BATAMCLICK.COM, Jakarta: Pemerintah Provinsi Jawa Barat tengah menjalankan program pembinaan karakter berbasis kedisiplinan militer bagi siswa sekolah lanjutan tingkat atas yang terindikasi memiliki masalah perilaku. Program ini berlangsung di barak militer dan menjadi langkah responsif terhadap persoalan kenakalan remaja yang terus membayangi wilayah tersebut.
Sejak 2 Mei 2025, sebanyak 272 siswa dari 106 sekolah di Jawa Barat telah mengikuti program ini. Mereka berasal dari berbagai jenjang, mulai dari SMA hingga SMK, baik negeri maupun swasta. Para siswa ini menjalani pelatihan intensif di dua lokasi utama: Barak Militer Resimen 1 Shira Yudha di Purwakarta dan Depo Pendidikan Bela Negara Rindam III Siliwangi, Cikole, Kabupaten Bandung Barat.

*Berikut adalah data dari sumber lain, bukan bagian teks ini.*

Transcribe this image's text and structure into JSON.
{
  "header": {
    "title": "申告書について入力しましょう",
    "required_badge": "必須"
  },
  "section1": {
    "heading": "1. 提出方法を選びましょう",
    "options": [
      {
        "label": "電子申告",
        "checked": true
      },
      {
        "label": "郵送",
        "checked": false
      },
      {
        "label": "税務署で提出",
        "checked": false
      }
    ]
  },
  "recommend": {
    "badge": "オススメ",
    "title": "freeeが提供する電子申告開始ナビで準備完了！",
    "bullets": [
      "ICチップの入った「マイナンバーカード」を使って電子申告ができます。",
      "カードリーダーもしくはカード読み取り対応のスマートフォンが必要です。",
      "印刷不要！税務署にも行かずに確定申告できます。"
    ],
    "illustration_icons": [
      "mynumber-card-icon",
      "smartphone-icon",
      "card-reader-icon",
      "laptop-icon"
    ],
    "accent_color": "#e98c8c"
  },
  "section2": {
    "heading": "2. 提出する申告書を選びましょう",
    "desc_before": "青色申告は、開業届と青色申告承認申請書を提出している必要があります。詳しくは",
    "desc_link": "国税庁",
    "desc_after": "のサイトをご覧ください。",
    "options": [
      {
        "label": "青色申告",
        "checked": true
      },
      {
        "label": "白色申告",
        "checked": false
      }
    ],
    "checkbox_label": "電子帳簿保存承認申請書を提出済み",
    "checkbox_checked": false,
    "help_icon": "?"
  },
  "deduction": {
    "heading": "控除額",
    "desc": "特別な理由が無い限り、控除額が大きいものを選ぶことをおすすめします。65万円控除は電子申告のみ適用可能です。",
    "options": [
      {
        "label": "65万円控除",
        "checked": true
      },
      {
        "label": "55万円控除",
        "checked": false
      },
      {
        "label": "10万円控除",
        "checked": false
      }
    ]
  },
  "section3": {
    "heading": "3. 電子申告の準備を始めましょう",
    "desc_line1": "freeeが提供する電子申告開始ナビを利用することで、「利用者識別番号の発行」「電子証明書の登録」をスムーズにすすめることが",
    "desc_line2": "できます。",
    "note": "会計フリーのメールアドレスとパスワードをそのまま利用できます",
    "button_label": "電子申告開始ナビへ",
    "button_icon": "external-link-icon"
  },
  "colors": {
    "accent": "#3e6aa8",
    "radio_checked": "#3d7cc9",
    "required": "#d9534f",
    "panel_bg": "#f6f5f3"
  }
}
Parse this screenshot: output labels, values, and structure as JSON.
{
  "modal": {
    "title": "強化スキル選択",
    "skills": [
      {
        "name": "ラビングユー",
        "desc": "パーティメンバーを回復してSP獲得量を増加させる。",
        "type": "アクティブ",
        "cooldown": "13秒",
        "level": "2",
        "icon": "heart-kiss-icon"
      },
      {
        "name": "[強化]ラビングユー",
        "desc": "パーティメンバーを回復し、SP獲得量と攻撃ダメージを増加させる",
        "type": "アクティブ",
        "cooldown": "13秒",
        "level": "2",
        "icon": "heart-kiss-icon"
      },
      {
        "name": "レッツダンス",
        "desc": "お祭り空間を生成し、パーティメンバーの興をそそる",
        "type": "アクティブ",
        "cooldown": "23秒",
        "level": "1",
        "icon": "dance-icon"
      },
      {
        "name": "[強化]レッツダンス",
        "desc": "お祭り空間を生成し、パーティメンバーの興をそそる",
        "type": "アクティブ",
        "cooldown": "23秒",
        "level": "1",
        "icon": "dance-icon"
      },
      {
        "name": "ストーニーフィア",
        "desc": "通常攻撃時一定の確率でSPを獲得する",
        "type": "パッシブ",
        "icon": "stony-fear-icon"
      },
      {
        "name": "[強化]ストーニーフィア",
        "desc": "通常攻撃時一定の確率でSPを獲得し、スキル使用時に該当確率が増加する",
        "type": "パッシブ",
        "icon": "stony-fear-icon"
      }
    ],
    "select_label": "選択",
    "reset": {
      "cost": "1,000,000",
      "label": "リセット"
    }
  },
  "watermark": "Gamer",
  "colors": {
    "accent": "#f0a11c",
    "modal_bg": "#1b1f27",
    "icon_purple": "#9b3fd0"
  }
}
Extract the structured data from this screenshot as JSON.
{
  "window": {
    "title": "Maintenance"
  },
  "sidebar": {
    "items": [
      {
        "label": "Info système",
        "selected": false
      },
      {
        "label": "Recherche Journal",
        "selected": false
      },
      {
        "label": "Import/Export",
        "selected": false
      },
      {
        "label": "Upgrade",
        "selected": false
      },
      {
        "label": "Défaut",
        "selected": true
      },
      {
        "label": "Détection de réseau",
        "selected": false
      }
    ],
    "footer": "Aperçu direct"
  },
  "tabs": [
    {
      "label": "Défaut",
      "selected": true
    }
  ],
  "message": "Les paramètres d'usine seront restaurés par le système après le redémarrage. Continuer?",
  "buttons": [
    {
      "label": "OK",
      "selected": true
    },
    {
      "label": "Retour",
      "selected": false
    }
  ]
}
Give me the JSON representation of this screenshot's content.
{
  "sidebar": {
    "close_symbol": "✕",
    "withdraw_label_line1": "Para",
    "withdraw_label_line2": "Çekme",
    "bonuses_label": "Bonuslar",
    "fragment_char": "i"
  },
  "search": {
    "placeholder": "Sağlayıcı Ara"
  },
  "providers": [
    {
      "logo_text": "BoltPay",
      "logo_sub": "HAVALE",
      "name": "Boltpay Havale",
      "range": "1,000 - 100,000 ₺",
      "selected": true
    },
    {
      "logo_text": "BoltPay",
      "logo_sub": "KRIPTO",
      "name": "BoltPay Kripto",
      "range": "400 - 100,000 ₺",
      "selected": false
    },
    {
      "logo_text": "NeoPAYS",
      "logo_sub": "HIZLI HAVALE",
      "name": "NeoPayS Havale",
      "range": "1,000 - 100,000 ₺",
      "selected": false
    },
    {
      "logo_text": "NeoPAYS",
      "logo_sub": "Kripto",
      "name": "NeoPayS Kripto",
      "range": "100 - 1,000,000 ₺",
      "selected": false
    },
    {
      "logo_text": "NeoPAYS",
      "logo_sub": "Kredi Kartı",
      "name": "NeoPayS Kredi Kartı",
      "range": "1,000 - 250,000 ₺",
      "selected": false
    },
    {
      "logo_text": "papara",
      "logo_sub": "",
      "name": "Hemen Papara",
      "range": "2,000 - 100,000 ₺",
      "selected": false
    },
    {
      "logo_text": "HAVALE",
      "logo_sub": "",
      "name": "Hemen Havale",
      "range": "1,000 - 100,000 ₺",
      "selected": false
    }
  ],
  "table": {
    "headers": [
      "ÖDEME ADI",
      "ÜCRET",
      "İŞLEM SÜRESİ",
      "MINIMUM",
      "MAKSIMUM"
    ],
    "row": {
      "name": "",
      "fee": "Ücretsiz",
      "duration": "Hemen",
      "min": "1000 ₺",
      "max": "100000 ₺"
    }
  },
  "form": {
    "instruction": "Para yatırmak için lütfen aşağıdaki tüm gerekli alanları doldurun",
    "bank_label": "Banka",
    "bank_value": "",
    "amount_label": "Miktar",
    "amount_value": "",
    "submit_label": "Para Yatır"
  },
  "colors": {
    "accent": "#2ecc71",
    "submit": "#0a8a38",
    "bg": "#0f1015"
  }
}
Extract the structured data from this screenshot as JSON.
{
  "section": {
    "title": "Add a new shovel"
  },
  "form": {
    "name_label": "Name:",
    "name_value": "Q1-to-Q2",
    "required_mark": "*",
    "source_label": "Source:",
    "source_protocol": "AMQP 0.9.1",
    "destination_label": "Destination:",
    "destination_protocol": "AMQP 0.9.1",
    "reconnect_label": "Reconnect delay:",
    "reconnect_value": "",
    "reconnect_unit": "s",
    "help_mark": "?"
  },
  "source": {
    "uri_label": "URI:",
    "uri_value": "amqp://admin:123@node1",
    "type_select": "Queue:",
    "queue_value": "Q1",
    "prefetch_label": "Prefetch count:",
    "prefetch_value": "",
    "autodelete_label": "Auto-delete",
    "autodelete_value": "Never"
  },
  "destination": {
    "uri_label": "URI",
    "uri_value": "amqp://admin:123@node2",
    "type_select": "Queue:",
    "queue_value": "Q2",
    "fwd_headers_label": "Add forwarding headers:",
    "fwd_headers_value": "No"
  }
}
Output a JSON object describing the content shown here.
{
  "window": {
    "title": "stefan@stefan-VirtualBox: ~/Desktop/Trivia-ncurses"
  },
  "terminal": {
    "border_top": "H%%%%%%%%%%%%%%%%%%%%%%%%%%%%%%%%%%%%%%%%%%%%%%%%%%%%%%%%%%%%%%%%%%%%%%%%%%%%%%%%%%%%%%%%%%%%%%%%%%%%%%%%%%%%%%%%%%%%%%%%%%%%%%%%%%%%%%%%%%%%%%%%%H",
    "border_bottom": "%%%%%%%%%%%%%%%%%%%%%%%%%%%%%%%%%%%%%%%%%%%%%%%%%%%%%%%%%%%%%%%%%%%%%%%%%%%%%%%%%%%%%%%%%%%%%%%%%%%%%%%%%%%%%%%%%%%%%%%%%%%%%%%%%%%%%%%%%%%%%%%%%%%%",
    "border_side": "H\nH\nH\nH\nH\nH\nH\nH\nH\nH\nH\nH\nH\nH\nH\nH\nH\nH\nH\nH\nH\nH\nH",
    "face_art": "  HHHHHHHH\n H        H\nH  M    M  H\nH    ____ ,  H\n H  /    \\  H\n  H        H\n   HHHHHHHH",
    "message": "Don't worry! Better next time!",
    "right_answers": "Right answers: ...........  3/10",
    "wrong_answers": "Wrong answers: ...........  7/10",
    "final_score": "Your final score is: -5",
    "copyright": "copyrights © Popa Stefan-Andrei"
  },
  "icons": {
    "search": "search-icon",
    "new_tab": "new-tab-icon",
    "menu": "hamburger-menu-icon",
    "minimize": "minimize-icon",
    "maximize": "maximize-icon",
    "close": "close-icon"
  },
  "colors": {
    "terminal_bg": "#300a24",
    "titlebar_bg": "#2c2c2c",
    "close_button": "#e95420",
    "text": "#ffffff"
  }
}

Selama 30 hari, mereka mengikuti masa orientasi, pendidikan dasar, hingga pendidikan lanjutan, dengan durasi yang menyesuaikan perkembangan perilaku masing-masing peserta. Program ini menyasar siswa dengan tindakan indisipliner berat seperti tawuran, balapan liar, penyalahgunaan narkoba, hingga penggunaan knalpot bising.
Di balik kesan keras yang melekat pada pendidikan militer, program ini sesungguhnya bagian dari gerakan yang lebih besar: “Panca Waluya Jawa Barat Istimewa” yang diusung oleh Gubernur Dedi Mulyadi. Tujuannya membentuk generasi muda yang cageur, bageur, bener, pinter, dan singer sehat, baik, benar, cerdas, dan tangguh.
“Sasarannya adalah siswa sekolah jenjang menengah atas yang terindikasi melakukan tindakan indisipliner level berat melalui berbagai indikator,” ujar Kepala DP3AKB Jawa Barat, dr. Siska Gerfianti.
Menurutnya, terdapat 45 indikator kenakalan remaja yang umum terjadi. Dari perundungan, narkoba, pelecehan, hingga bolos sekolah. Data dari BPS dan Open Data Jawa Barat pun menunjukkan tren penurunan jumlah kasus, meski masih dianggap belum signifikan.
“Penurunan 12,05 persen antara 2020 hingga 2022 tentu menggembirakan, tetapi belum cukup. Masalah ini kompleks dan perlu perhatian serius dari banyak pihak,” ujarnya.
Selama program berjalan, siswa tetap mendapatkan pelajaran formal. Namun, pendekatan ketarunaan di barak militer memberi mereka pembelajaran tambahan tentang nilai-nilai kebangsaan, kedisiplinan, dan tanggung jawab sosial.
Namun, tak sedikit pula catatan yang ditemukan. KPAI misalnya, menyebut belum optimalnya perlindungan anak dalam program ini. Masih banyak regulasi yang harus dibenahi, termasuk standar teknis pelaksanaan dan kejelasan kriteria peserta. Bahkan, 6,7 persen siswa mengaku tak tahu mengapa mereka masuk program ini.
Ketua KPAI Ai Maryati Solihah mengingatkan pentingnya pemenuhan hak anak dalam setiap tahap program. Ia menekankan, program harus dijalankan dengan prinsip non-diskriminasi dan mendengar suara anak.
Di sisi lain, Menteri Pemberdayaan Perempuan dan Perlindungan Anak Arifah Fauzi memilih bersikap terbuka. Ia menilai pendekatan militer bisa jadi alternatif, apalagi bagi orang tua yang merasa kewalahan membina anaknya.
“Kita lihat nanti evaluasinya seperti apa. Banyak orang tua yang merasa terbantu. Tapi tentu, kami tetap mengawal hak-hak anak,” ujarnya.
Dari kacamata psikologi, Prof. Dr. Rose Mini Agoes Salim dari Universitas Indonesia menilai lokasi barak bukan masalah utama. Yang penting adalah materi pendidikan yang diberikan.
“Anak jangan hanya takut karena diawasi, tapi sadar bahwa yang dia lakukan itu salah. Kesadaran moral itu kunci,” ujarnya.
Program ini menjadi titik tolak diskusi publik tentang bagaimana cara terbaik membina remaja bermasalah. Meski berbalut nuansa militer, esensi utamanya tetap: membentuk generasi muda yang kuat, berintegritas, dan tetap dihargai haknya sebagai anak yang sedang tumbuh.